1 PhD student in desertification, Faculty of Natural Resource, University of Tehran, Iran

2 professor, Faculty of Natural Resource, University of Tehran, Iran

3 Associate Professor, Faculty of Natural Resources, University of Tehran

4 Professor, Faculty of Natural Resource, University Of Tehran, Iran

5 Assistant Professor, Faculty of Natural Resource, University of Tehran


Due to the importance of vegetation cover in these areas, the aim of this study was to investigate the effect of drought, on vegetation of HablehRood watershed.Initially, NDVI index obtained from MODIS sensor was used to study vegetation cover and then SPI index based on rainfall data of two basins in two arid and semi-humid climates was used for drought assessment (2001-2018) using image processing methods.
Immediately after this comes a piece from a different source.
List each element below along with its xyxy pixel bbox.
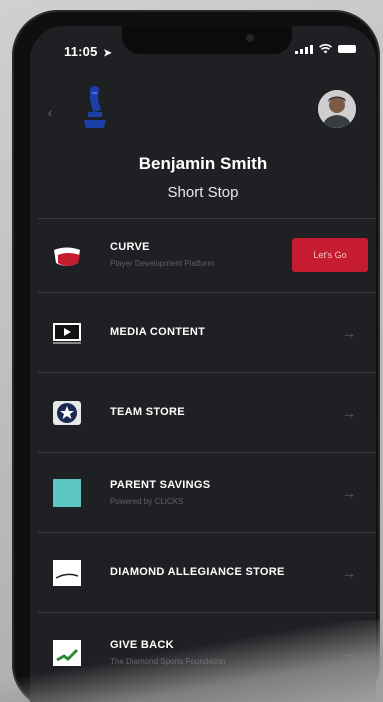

The results showed that during this 18-year period, 53% of the region had droughts on average. Also during the period 2001-2003, drought was more severe than other periods (2003-2018). In addition, the highest vegetation index occurred in 2005, indicating that vegetation was affected by rainfall fluctuations in the region. The correlation matrix between the three indices indicated that NDVI had the same correlation with SPI and annual rainfall. The results of this correlation in dry and semi-humid climates showed that the correlation was 0.38 and 0.25, respectively. These results indicate that this relationship is positive and robust in different climates of a region؟. On the other hand, drought class is mainly located in dry and semi-humid climates, with 55.55% and 50% in relatively normal drought class, respectively. Based on the above, it can be concluded that using remote sensing data can monitor the response of semi-humid and dry arid ecosystems to climate change. The study also showed that arid and semi-arid regions are highly susceptible to climate change and human anomalies. Therefore, the destruction of these lands will have many environmental and economic consequences.